Histopathological effects of boron on mouse liver / Efectos histopatológicos del boro en hígado de ratón

Boron is a non-metal element, commonly found in Nature as borates in sedimentary rocks, charcoal, oceans and soils. In Chile, it is found in high concentrations in the drinkable water of the XV region, in Arica city, in concentrations that exceed the WHO normative. The present work evaluates the effect of boron at a dose of 12 mg/L of water (equivalent to 0.0686 g of boric acid) given orally for 8,42 and 49 days to 3 experimental groups of 10 mice each. Liver sections were stained with PAS-hematoxyline (to evaluate glycogen), Mallory (to identify collagen fibers) and Picrosirius red with polarizing light to classify collagen fibers. Results indicate that boron evokes diverse effects in liver. Binucleated cells were evaluated and counted and results were analyzed with the non-parametric Mann-Whitney test. Control group (8-day-old mice) had 22.9 binucleated cells per 200 hepatocytes and the boron exposed group (8-day-old mice) showed 28.5 (p>0.05). Therefore, there are not significant differences among these groups. In the 126-day-old mice, the control group had 43.9 binucleated cells per 200 hepatocytes and the boron exposed group showed 76.0, a statistically significant difference (p<0.01). Regarding PAS staining, intensity was classified as low, moderate or intense and analysis was done with the Chi-Square test. All control and experimental groups differed with slight statistical significance (p=0.05). With regard to Mallory staining, intensity was examined in two specific areas: portal triads (PTr) and central veins (CV). There were significant augments in both PTr and CV results after experimental and control groups comparison. Picrosirius red staining examined in polarized microscopy revealed that collagen III was predominant in boron treated mice, denoting collagenolysis of collagen I as toxical effect of boron. In conclusion, boron alters glycogen distribution and collagen quality and deposition in the two examined areas, whereas...

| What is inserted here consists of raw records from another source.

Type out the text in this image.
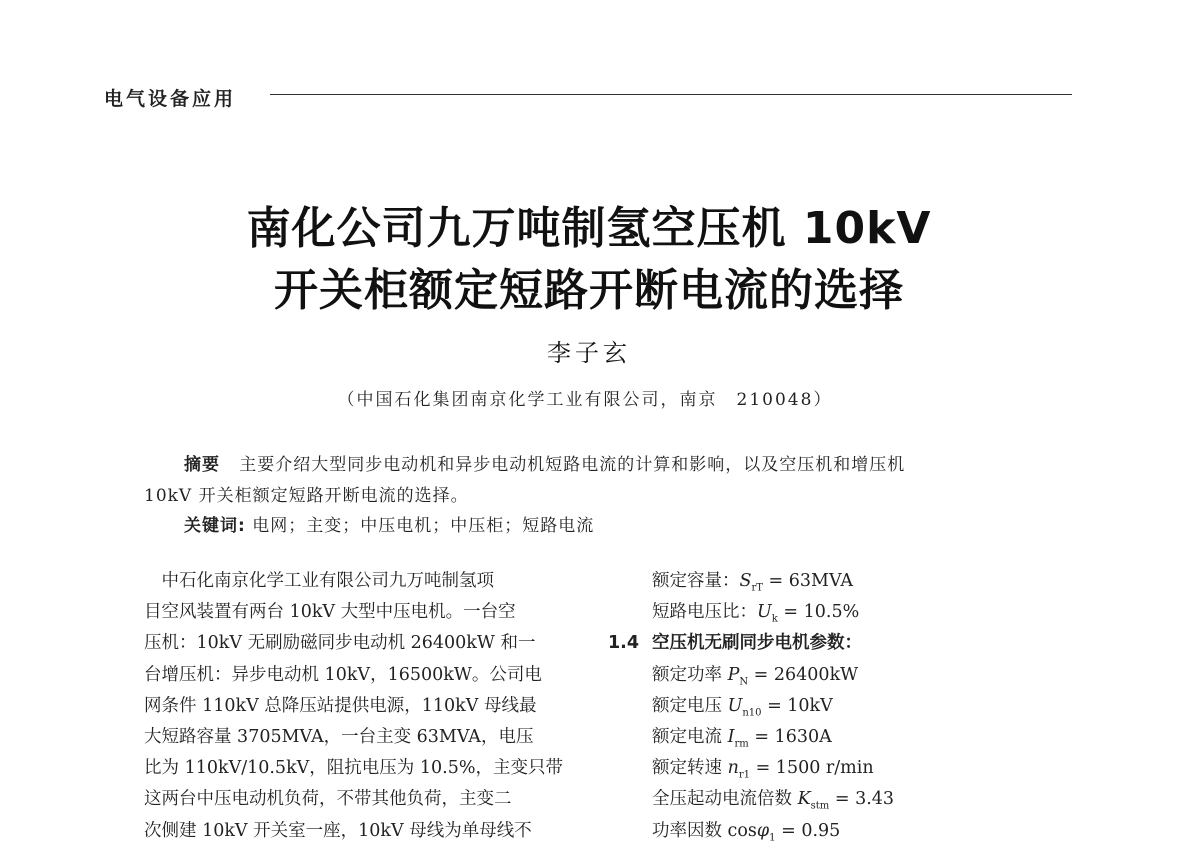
电气设备应用
南化公司九万吨制氢空压机 10kV
开关柜额定短路开断电流的选择
李子玄
（中国石化集团南京化学工业有限公司，南京　210048）
摘要 主要介绍大型同步电动机和异步电动机短路电流的计算和影响，以及空压机和增压机
10kV 开关柜额定短路开断电流的选择。
关键词: 电网；主变；中压电机；中压柜；短路电流
　中石化南京化学工业有限公司九万吨制氢项
目空风装置有两台 10kV 大型中压电机。一台空
压机：10kV 无刷励磁同步电动机 26400kW 和一
台增压机：异步电动机 10kV，16500kW。公司电
网条件 110kV 总降压站提供电源，110kV 母线最
大短路容量 3705MVA，一台主变 63MVA，电压
比为 110kV/10.5kV，阻抗电压为 10.5%，主变只带
这两台中压电动机负荷，不带其他负荷，主变二
次侧建 10kV 开关室一座，10kV 母线为单母线不
额定容量：$S_{rT} = 63MVA$
短路电压比：$U_k = 10.5\%$
1.4 空压机无刷同步电机参数：
额定功率 $P_N = 26400kW$
额定电压 $U_{n10} = 10kV$
额定电流 $I_{rm} = 1630A$
额定转速 $n_{r1} = 1500$ r/min
全压起动电流倍数 $K_{stm} = 3.43$
功率因数 cosφ$_1$ = 0.95
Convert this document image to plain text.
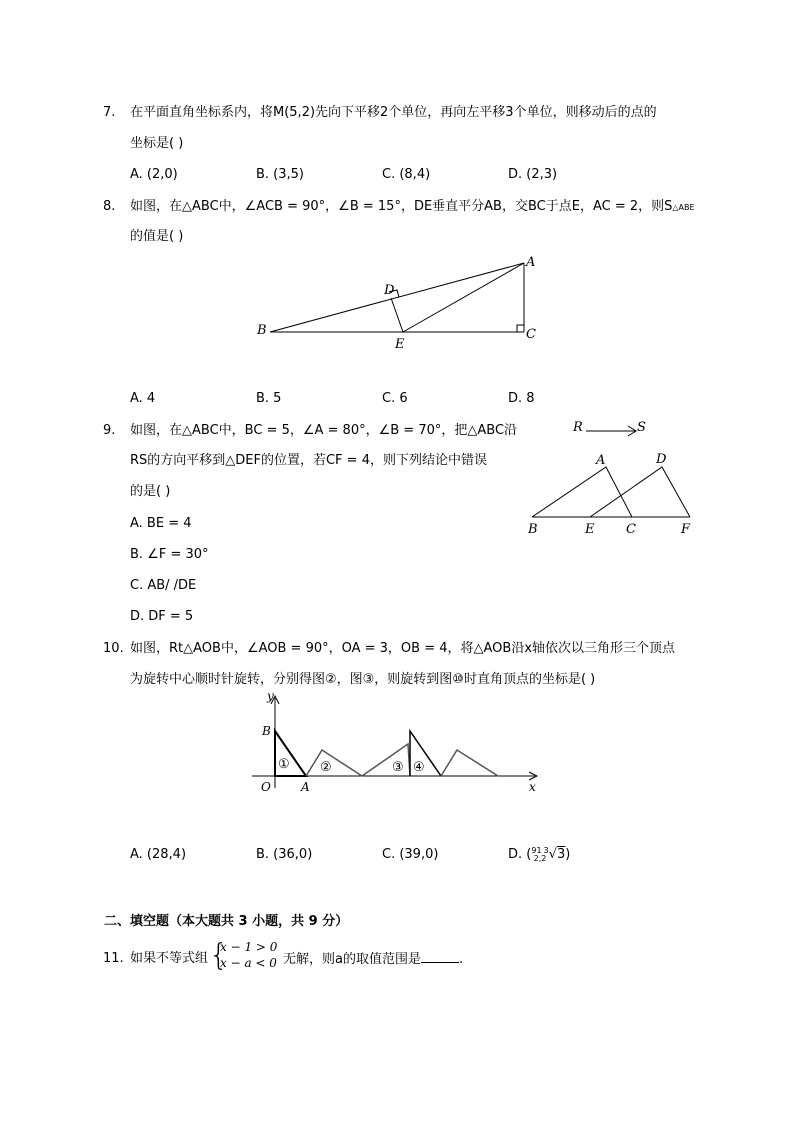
7. 在平面直角坐标系内，将M(5,2)先向下平移2个单位，再向左平移3个单位，则移动后的点的
坐标是( )
A. (2,0)	B. (3,5)	C. (8,4)	D. (2,3)
8. 如图，在△ABC中，∠ACB = 90°，∠B = 15°，DE垂直平分AB，交BC于点E，AC = 2，则S△ABE
的值是( )
A
B	C
D
E
A. 4	B. 5	C. 6	D. 8
9. 如图，在△ABC中，BC = 5，∠A = 80°，∠B = 70°，把△ABC沿
RS的方向平移到△DEF的位置，若CF = 4，则下列结论中错误
的是( )
A. BE = 4
B. ∠F = 30°
C. AB/ /DE
D. DF = 5
R	S
A
B	C
D
E	F
10. 如图，Rt△AOB中，∠AOB = 90°，OA = 3，OB = 4，将△AOB沿x轴依次以三角形三个顶点
为旋转中心顺时针旋转，分别得图②，图③，则旋转到图⑩时直角顶点的坐标是( )
y
x
B
O	A
① ②	③ ④
A. (28,4)	B. (36,0)	C. (39,0)	D. (91 3
2,2 √3)
二、填空题（本大题共 3 小题，共 9 分）
11. 如果不等式组 {
x − 1 > 0
x − a < 0 无解，则a的取值范围是	.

El boro es un elemento metaloide que se encuentra presente en la naturaleza en forma de boratos en rocas sedimentarias, carbón, océanos y algunos suelos. En nuestro país se encuentra en altas concentraciones en el agua potable de la XV región, en la ciudad de Arica, superando el límite máximo recomendado por la OMS. Se evaluó el efecto del boro, en una dosis de 12 mg/L de agua (equivalente 0,0686 G de ac. bórico) administrado por vía oral durante 8, 42 y 49 días a 3 grupos experimentales (10 animales cada uno). Cortes de hígado se tiñieron con Hematoxilina-eosina (células binucleadas), PAS hematoxilina (glicógeno hepático), Mallory y Rojo Picrosirius (fibras de colágeno). El boro produce diversos efectos en el hígado. Para el estudio de células binucleadas se utilizó el test no paramétrico de Mann-Whitney. El grupo C1 tuvo 22,9 células binucleadas cada 200 hepatocitos, en cambio E1 mostró 28,5 (p> 0,05) el análisis no arrojó una diferencia estadísticamente significativa entre ambos grupos. Grupo C2-3 mostró 43,9 células binucleadas cada 200 hepatocitos, por su parte E2-3 76 (p menor a 0,01) en este caso sí existe diferencia significa entre ambos grupos. La tinción de PAS fue clasificada como leve, moderada e intensa y su análisis realizado mediante Chi- Cuadrado. Todos los grupos controles y experimentales arrojaron diferencias significativas (p<0,01). La tinción de Mallory fue examinada en: triadas portales (TrP) y venas centrales (VC). En ambas hubo incremento significativo. La tinción con Rojo Picrosirius analizada por microscopía de polarización, demostró que el colágeno III predomina en los animales tratados con boro, indicando colagenolisis de colágeno I como efecto tóxico del boro. En conclusión, el boro altera la distribución del glicógeno, la calidad del colágeno y el depósito de ambos en las dos áreas examinadas, en tanto que la cantidad de células binucleadas se comportan de forma distinta en los animales jóvenes respecto a los adultos.